As for the undercurrent of sexual trauma running through Shhhh, I didn’t recognise this until much later – and even then, it isn’t dealt with directly. So I was left piecing the story together after the fact: an unexplained chronic illness that Shareen has, a strange chase scene, an almost surreal return to the ASMR reference from the beginning of the play as part of a peculiar sort of vengeance. As we don’t see Sally perform the ASMR at the beginning of the play, it also isn’t clear that hers is the disembodied voice, leaving the opening dangling uncomfortably – a disconnected fragment in a play of disconnected fragments. 

Shhhh is saved somewhat by the excellent performances of all the actors and the fact that much of the writing is funny and well-observed – although potentially would work better as stand-alone pieces rather than as a connected play. 

Some stand-out moments are when Sunanda Sachatrakul (as Preeya) and Caroline Lee (as Sally) meet for their very awkward first date, navigating an obvious attraction. Sachatrakul is a wonderful comic actor – the moments of realised horror at her continual awkward blunderings is a delight to watch. Hayley Edwards I saw previously in Lemon Tree on Dreg Street at Theatre Works – a knockout comic performance. And they shine here, albeit in a much smaller role – the scene requiring top comic chops and a visceral anger that can’t be made light of or undermined by the humour. 
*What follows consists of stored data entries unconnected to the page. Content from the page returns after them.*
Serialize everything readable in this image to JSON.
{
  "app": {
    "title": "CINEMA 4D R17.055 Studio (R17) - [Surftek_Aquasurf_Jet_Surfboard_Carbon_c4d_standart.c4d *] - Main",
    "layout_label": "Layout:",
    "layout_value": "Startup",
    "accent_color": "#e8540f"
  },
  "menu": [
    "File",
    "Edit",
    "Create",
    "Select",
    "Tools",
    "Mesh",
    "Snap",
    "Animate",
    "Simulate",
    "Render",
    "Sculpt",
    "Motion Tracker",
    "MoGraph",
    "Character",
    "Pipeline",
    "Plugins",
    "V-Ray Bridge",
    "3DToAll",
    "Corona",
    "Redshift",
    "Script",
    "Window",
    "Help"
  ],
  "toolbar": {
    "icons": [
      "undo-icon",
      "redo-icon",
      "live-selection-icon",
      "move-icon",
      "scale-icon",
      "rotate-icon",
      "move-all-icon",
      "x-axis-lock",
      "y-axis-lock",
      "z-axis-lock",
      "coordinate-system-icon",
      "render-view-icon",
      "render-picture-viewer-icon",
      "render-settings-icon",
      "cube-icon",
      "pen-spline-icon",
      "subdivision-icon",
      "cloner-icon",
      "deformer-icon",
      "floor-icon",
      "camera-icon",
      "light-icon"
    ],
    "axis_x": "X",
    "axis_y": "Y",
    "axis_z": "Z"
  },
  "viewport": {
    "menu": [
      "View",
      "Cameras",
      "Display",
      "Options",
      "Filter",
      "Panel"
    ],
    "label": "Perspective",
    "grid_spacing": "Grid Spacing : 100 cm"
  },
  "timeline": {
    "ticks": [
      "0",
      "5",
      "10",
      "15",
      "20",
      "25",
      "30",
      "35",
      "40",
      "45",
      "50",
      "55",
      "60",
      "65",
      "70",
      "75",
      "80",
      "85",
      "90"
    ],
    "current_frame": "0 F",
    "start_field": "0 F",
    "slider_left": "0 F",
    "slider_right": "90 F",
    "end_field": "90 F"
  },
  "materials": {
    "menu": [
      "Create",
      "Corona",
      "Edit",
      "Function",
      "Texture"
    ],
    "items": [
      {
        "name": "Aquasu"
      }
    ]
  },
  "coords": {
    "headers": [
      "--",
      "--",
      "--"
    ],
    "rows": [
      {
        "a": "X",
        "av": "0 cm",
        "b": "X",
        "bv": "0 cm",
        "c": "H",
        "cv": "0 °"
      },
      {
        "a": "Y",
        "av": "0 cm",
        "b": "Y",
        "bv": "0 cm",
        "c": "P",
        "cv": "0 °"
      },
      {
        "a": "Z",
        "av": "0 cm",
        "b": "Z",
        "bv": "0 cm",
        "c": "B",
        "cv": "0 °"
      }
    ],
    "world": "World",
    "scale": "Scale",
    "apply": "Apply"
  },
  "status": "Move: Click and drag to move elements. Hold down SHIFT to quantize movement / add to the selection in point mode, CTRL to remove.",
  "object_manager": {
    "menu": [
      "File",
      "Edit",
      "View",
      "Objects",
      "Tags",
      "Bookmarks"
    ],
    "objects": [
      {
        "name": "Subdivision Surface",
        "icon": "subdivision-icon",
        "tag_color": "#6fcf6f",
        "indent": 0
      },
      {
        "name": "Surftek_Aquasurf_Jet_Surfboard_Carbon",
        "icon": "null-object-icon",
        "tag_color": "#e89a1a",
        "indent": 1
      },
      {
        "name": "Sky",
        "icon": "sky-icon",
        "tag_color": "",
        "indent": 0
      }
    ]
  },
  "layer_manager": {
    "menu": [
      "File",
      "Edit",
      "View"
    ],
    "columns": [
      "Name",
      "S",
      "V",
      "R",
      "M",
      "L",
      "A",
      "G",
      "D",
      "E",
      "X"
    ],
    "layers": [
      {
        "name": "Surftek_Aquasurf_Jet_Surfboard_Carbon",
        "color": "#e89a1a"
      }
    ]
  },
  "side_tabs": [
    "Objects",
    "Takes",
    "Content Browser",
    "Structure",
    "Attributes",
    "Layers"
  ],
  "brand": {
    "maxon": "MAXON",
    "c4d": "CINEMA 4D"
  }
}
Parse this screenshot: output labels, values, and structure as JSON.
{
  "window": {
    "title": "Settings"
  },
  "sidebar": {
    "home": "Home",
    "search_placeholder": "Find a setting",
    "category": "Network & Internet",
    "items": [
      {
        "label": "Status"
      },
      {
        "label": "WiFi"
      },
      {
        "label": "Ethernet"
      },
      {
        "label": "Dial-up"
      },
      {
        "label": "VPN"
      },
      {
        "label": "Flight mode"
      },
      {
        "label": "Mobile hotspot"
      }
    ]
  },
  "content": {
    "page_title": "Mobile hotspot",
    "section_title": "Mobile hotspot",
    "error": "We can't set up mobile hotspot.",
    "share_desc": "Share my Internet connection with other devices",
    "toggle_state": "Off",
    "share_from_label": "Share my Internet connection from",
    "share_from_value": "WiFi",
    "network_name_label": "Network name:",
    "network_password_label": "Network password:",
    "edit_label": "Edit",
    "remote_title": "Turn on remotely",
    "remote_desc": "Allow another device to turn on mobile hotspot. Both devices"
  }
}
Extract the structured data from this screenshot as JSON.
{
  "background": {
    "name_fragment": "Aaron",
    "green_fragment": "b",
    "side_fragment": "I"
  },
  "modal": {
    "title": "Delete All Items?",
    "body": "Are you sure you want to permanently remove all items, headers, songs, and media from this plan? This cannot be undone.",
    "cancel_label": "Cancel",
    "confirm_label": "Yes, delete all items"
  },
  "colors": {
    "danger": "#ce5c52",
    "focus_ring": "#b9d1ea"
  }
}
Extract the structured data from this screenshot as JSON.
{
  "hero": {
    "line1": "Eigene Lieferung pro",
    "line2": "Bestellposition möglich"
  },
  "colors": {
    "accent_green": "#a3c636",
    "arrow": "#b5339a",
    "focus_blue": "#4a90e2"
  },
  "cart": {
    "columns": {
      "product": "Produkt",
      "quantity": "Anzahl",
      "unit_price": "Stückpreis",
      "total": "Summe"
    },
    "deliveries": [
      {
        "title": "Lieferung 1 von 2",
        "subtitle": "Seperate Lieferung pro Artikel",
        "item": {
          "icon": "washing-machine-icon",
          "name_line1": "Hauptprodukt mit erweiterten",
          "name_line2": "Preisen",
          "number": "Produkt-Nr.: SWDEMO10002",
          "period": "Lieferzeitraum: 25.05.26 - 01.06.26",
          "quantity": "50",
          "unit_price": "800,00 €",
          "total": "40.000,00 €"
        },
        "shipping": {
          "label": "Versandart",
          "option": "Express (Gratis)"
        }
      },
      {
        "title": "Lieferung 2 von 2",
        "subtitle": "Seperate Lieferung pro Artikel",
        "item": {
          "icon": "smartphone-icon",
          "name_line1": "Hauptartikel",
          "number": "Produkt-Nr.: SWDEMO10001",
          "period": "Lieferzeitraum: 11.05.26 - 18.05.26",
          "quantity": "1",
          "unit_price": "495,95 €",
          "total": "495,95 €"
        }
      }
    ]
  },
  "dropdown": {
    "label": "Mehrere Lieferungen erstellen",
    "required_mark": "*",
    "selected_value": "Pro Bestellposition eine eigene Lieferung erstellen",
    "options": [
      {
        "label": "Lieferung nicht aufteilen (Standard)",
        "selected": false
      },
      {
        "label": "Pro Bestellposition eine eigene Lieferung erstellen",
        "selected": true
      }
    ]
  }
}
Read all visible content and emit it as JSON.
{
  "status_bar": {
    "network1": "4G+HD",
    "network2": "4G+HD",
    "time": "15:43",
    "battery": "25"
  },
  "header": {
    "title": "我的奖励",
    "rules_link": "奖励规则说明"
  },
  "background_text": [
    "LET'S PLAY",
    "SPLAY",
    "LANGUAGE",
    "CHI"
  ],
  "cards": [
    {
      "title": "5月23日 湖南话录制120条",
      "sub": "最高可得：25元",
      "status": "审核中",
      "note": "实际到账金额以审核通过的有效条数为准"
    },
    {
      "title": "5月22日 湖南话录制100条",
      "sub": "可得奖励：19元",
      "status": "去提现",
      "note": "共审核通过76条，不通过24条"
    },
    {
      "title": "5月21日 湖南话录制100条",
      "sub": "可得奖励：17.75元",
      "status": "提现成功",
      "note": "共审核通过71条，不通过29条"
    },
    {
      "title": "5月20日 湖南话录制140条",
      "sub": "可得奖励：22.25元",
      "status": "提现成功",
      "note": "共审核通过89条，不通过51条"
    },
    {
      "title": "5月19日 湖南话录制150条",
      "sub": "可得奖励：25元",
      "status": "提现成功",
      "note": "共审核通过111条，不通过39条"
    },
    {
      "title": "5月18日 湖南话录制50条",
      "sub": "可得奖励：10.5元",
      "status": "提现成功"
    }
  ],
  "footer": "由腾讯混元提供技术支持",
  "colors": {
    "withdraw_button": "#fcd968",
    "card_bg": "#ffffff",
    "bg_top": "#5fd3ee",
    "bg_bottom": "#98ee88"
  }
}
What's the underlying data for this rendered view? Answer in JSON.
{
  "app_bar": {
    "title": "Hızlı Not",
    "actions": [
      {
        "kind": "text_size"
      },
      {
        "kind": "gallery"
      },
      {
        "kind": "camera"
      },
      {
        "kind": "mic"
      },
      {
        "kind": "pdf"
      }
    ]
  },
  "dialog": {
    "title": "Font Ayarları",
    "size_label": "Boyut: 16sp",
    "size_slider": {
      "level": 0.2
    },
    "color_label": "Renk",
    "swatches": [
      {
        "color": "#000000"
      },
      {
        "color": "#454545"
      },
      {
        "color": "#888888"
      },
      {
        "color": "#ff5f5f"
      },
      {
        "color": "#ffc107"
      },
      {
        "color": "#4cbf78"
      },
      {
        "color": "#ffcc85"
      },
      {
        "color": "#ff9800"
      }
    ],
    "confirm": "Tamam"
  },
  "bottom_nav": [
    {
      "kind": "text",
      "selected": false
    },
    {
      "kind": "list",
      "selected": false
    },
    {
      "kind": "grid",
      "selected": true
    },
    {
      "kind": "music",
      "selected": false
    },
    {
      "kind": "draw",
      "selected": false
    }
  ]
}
Both Clarke as the breathless and effervescent Shareen and Paltos as the wishy-washy Kyle play against each other well – although their scenes are some of the most going-nowhere of the play. 

The central relationship of the two sisters: Sally and Shareen, was the most frustrating of all for me. Although their relationship is charged with obvious love and care, and the ritualised spell they share is a beautiful moment of connection with the symbolic resonance of female empowerment, there doesn’t feel as if there is enough fire in either of them, and the way in which Sally enacts her vengeance on behalf of her sister feels disconnected, phlegmatic and ultimately unsatisfying. 

Read: Theatre review: The Snow, State Theatre of WA

Having Sally onstage at the beginning of the play would have helped the story – as would having at least another reference to the ASMR world of performance that she works in – connecting the threads across what is a fairly important plot point. 

While Shhhh deals with important themes and provides moments of greatness, as a whole, I wanted more drama, more fire – and a story that rang much louder.  

Red Stitch Actors’ Theatre
Writer: Clare Barron
Director: Emma Valente
Set and Costume Design: Romanie Harper
Lighting Design: Giovanna Yate Gonzalez
Composition/Sound Design: Emma Valente
Production Dramaturg: Noemie Huttner-Koros

Stage Manager: Jemma Law
Assistant Stage Manager: Sophie O’Donovan
Cast: Jessica Clarke, Hayley Edwards, Caroline Lee, Jess Lu, Peter Paltos, Sunanda Sachatrakul

Tickets: $20-$69

Shhhh will be performed until 16 July 2023.